News / Health

    WHO Accuses Tobacco Industry of Targeting Ads Toward Women

    In observance of World No Tobacco Day, May 31, the World Health Organization is urging global action to protect women and girls against the ill effects caused by tobacco use. It is calling for a ban on all tobacco advertising, especially on those targeting women and girls in developing countries.

    The World Health Organization accuses the tobacco industry of using seductive ads to attract women and girls to smoking. It says the industry is aggressively targeting women because it needs to recruit new users to replace those who will quit or die prematurely from tobacco-related diseases.

    A new survey on youth smoking in 151 countries indicates almost as many girls use tobacco as boys. And in some countries, including Bulgaria, Mexico, New Zealand and Nigeria, more girls are using tobacco than boys.

    The director of WHO's tobacco free initiative, Douglas Bettcher, calls this an alarming sign.

    "It could mean that we are on the cusp of a much worse global tobacco epidemic amongst women," he said. "The significance of the finding is very worrisome since the evidence shows that girls and boys who smoke are likely to remain smokers in adulthood."

    The World Health Organization says tobacco-related illnesses, such as heart attacks, strokes and cancers, kill more than five-million people a year. About 1.5 million of them are women.

    Moreover, it says about 430,000 adults die from passive smoking. About 64 percent of these deaths are among women. The World Health Organization says pregnant women and their babies also are vulnerable to the harms of second-hand smoke.

    Dr. Bettcher says tobacco usage will kill eight-million people prematurely by 2030, including 2.5-million women, unless the global tobacco epidemic is contained and reversed.

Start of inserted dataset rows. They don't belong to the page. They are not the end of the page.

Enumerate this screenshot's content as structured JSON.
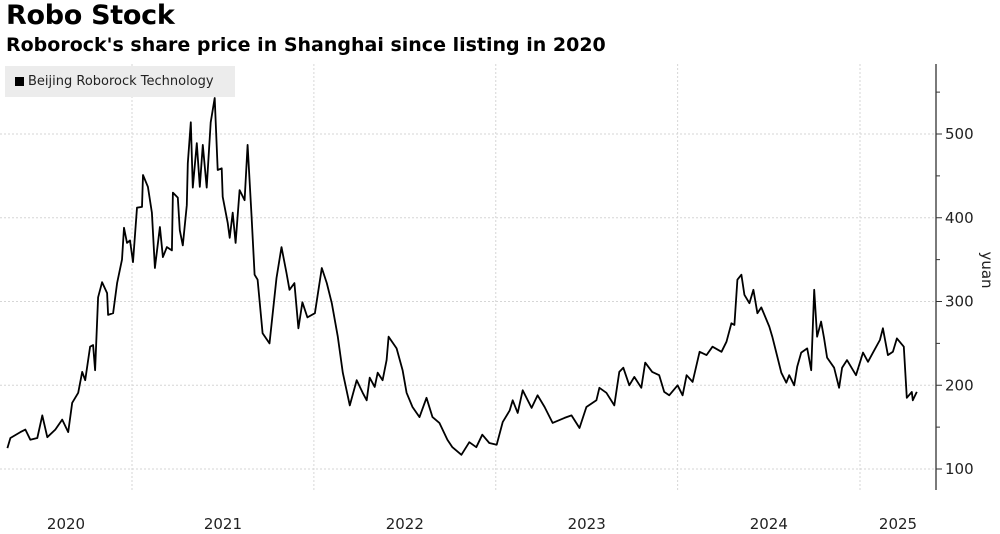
{
  "chart_data": {
    "type": "line",
    "title": "Robo Stock",
    "subtitle": "Roborock's share price in Shanghai since listing in 2020",
    "ylabel": "yuan",
    "xlabel": "",
    "ylim": [
      75,
      584
    ],
    "yticks": [
      100,
      200,
      300,
      400,
      500
    ],
    "xticks": [
      "2020",
      "2021",
      "2022",
      "2023",
      "2024",
      "2025"
    ],
    "y_axis_side": "right",
    "grid": true,
    "legend_position": "top-left",
    "series": [
      {
        "name": "Beijing Roborock Technology",
        "color": "#000000",
        "points": [
          [
            "2020-04-26",
            125
          ],
          [
            "2020-05-02",
            137
          ],
          [
            "2020-05-22",
            144
          ],
          [
            "2020-06-01",
            147
          ],
          [
            "2020-06-11",
            135
          ],
          [
            "2020-06-25",
            137
          ],
          [
            "2020-07-05",
            164
          ],
          [
            "2020-07-15",
            138
          ],
          [
            "2020-07-31",
            147
          ],
          [
            "2020-08-14",
            159
          ],
          [
            "2020-08-26",
            144
          ],
          [
            "2020-09-03",
            179
          ],
          [
            "2020-09-15",
            191
          ],
          [
            "2020-09-23",
            216
          ],
          [
            "2020-09-29",
            206
          ],
          [
            "2020-10-09",
            246
          ],
          [
            "2020-10-15",
            248
          ],
          [
            "2020-10-19",
            218
          ],
          [
            "2020-10-25",
            305
          ],
          [
            "2020-11-02",
            323
          ],
          [
            "2020-11-12",
            310
          ],
          [
            "2020-11-14",
            284
          ],
          [
            "2020-11-24",
            286
          ],
          [
            "2020-12-02",
            322
          ],
          [
            "2020-12-12",
            350
          ],
          [
            "2020-12-16",
            388
          ],
          [
            "2020-12-22",
            370
          ],
          [
            "2020-12-28",
            373
          ],
          [
            "2021-01-03",
            347
          ],
          [
            "2021-01-11",
            412
          ],
          [
            "2021-01-21",
            413
          ],
          [
            "2021-01-23",
            451
          ],
          [
            "2021-02-02",
            437
          ],
          [
            "2021-02-10",
            406
          ],
          [
            "2021-02-16",
            340
          ],
          [
            "2021-02-26",
            389
          ],
          [
            "2021-03-04",
            353
          ],
          [
            "2021-03-12",
            365
          ],
          [
            "2021-03-22",
            361
          ],
          [
            "2021-03-24",
            430
          ],
          [
            "2021-04-03",
            424
          ],
          [
            "2021-04-07",
            385
          ],
          [
            "2021-04-13",
            367
          ],
          [
            "2021-04-21",
            415
          ],
          [
            "2021-04-23",
            465
          ],
          [
            "2021-04-29",
            514
          ],
          [
            "2021-05-03",
            436
          ],
          [
            "2021-05-11",
            489
          ],
          [
            "2021-05-17",
            437
          ],
          [
            "2021-05-23",
            487
          ],
          [
            "2021-05-31",
            436
          ],
          [
            "2021-06-08",
            514
          ],
          [
            "2021-06-16",
            543
          ],
          [
            "2021-06-22",
            457
          ],
          [
            "2021-06-30",
            459
          ],
          [
            "2021-07-02",
            425
          ],
          [
            "2021-07-12",
            394
          ],
          [
            "2021-07-16",
            376
          ],
          [
            "2021-07-22",
            406
          ],
          [
            "2021-07-28",
            370
          ],
          [
            "2021-08-05",
            433
          ],
          [
            "2021-08-15",
            421
          ],
          [
            "2021-08-21",
            487
          ],
          [
            "2021-08-29",
            401
          ],
          [
            "2021-09-04",
            332
          ],
          [
            "2021-09-10",
            326
          ],
          [
            "2021-09-20",
            262
          ],
          [
            "2021-10-04",
            250
          ],
          [
            "2021-10-18",
            328
          ],
          [
            "2021-10-28",
            365
          ],
          [
            "2021-11-07",
            334
          ],
          [
            "2021-11-13",
            314
          ],
          [
            "2021-11-23",
            322
          ],
          [
            "2021-12-01",
            268
          ],
          [
            "2021-12-09",
            299
          ],
          [
            "2021-12-19",
            281
          ],
          [
            "2022-01-03",
            286
          ],
          [
            "2022-01-17",
            340
          ],
          [
            "2022-01-27",
            322
          ],
          [
            "2022-02-06",
            298
          ],
          [
            "2022-02-18",
            258
          ],
          [
            "2022-02-28",
            215
          ],
          [
            "2022-03-14",
            176
          ],
          [
            "2022-03-28",
            206
          ],
          [
            "2022-04-09",
            191
          ],
          [
            "2022-04-17",
            182
          ],
          [
            "2022-04-23",
            209
          ],
          [
            "2022-05-03",
            198
          ],
          [
            "2022-05-09",
            215
          ],
          [
            "2022-05-19",
            206
          ],
          [
            "2022-05-27",
            230
          ],
          [
            "2022-05-31",
            258
          ],
          [
            "2022-06-16",
            244
          ],
          [
            "2022-06-28",
            218
          ],
          [
            "2022-07-06",
            191
          ],
          [
            "2022-07-18",
            174
          ],
          [
            "2022-08-01",
            162
          ],
          [
            "2022-08-15",
            185
          ],
          [
            "2022-08-27",
            162
          ],
          [
            "2022-09-10",
            155
          ],
          [
            "2022-09-26",
            135
          ],
          [
            "2022-10-06",
            126
          ],
          [
            "2022-10-24",
            117
          ],
          [
            "2022-11-09",
            132
          ],
          [
            "2022-11-23",
            126
          ],
          [
            "2022-12-05",
            141
          ],
          [
            "2022-12-19",
            131
          ],
          [
            "2023-01-03",
            129
          ],
          [
            "2023-01-15",
            156
          ],
          [
            "2023-01-29",
            170
          ],
          [
            "2023-02-04",
            182
          ],
          [
            "2023-02-14",
            167
          ],
          [
            "2023-02-24",
            194
          ],
          [
            "2023-03-14",
            173
          ],
          [
            "2023-03-26",
            188
          ],
          [
            "2023-04-09",
            174
          ],
          [
            "2023-04-25",
            155
          ],
          [
            "2023-05-19",
            161
          ],
          [
            "2023-06-02",
            164
          ],
          [
            "2023-06-18",
            149
          ],
          [
            "2023-07-02",
            174
          ],
          [
            "2023-07-22",
            182
          ],
          [
            "2023-07-28",
            197
          ],
          [
            "2023-08-11",
            191
          ],
          [
            "2023-08-27",
            176
          ],
          [
            "2023-09-06",
            216
          ],
          [
            "2023-09-14",
            221
          ],
          [
            "2023-09-26",
            200
          ],
          [
            "2023-10-06",
            210
          ],
          [
            "2023-10-20",
            197
          ],
          [
            "2023-10-28",
            227
          ],
          [
            "2023-11-11",
            216
          ],
          [
            "2023-11-25",
            212
          ],
          [
            "2023-12-05",
            192
          ],
          [
            "2023-12-15",
            188
          ],
          [
            "2024-01-01",
            200
          ],
          [
            "2024-01-11",
            188
          ],
          [
            "2024-01-19",
            212
          ],
          [
            "2024-01-31",
            204
          ],
          [
            "2024-02-14",
            240
          ],
          [
            "2024-02-28",
            236
          ],
          [
            "2024-03-11",
            246
          ],
          [
            "2024-03-29",
            240
          ],
          [
            "2024-04-08",
            252
          ],
          [
            "2024-04-18",
            274
          ],
          [
            "2024-04-24",
            272
          ],
          [
            "2024-04-30",
            326
          ],
          [
            "2024-05-08",
            332
          ],
          [
            "2024-05-14",
            308
          ],
          [
            "2024-05-24",
            298
          ],
          [
            "2024-06-01",
            314
          ],
          [
            "2024-06-09",
            286
          ],
          [
            "2024-06-17",
            293
          ],
          [
            "2024-07-03",
            270
          ],
          [
            "2024-07-09",
            258
          ],
          [
            "2024-07-17",
            239
          ],
          [
            "2024-07-27",
            215
          ],
          [
            "2024-08-06",
            203
          ],
          [
            "2024-08-12",
            212
          ],
          [
            "2024-08-22",
            200
          ],
          [
            "2024-08-28",
            222
          ],
          [
            "2024-09-05",
            239
          ],
          [
            "2024-09-17",
            244
          ],
          [
            "2024-09-25",
            218
          ],
          [
            "2024-10-01",
            314
          ],
          [
            "2024-10-07",
            258
          ],
          [
            "2024-10-15",
            276
          ],
          [
            "2024-10-21",
            256
          ],
          [
            "2024-10-27",
            233
          ],
          [
            "2024-11-10",
            221
          ],
          [
            "2024-11-20",
            197
          ],
          [
            "2024-11-26",
            221
          ],
          [
            "2024-12-06",
            230
          ],
          [
            "2024-12-24",
            212
          ],
          [
            "2025-01-07",
            239
          ],
          [
            "2025-01-17",
            228
          ],
          [
            "2025-01-27",
            239
          ],
          [
            "2025-02-10",
            254
          ],
          [
            "2025-02-16",
            268
          ],
          [
            "2025-02-26",
            236
          ],
          [
            "2025-03-08",
            240
          ],
          [
            "2025-03-16",
            256
          ],
          [
            "2025-03-30",
            246
          ],
          [
            "2025-04-05",
            185
          ],
          [
            "2025-04-15",
            192
          ],
          [
            "2025-04-17",
            182
          ],
          [
            "2025-04-25",
            192
          ]
        ]
      }
    ]
  }
}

    "We are facing a future in which women would achieve a kind of very perverse sort of equality," said Dr. Bettcher. "One in which they are as likely to die from smoking or chewing of tobacco as men."

    The World Health Organization reports men account for 80 percent of the world's one-billion smokers. In large emerging markets, such as China and India, 60 percent of men smoke. Three to five percent of the smokers are women.

    Dr. Bettcher notes this leaves a huge gap that the tobacco industry wants close by marketing its product towards women.

    He says the tobacco industry is spending heavily on seductive advertisements that try to make women associate tobacco use to beauty and liberation.

    "No one should be fooled, and this is what our campaign is saying this year, tobacco is not stylish. It is not empowering. It is ugly. It is deadly and it is addictive," he added. "This year's theme is a counter-attack against the use of women's magazines, the fashion industry and others, which entice new female smokers into the deadly tobacco trap."

    Dr. Bettcher says the tobacco industry uses numerous tricks to get women to smoke. For instance, in Japan, he says pretty pink cigarette packs are promoted to attract women. And in Egypt, one maker uses a cigarette package that resembles a perfume container.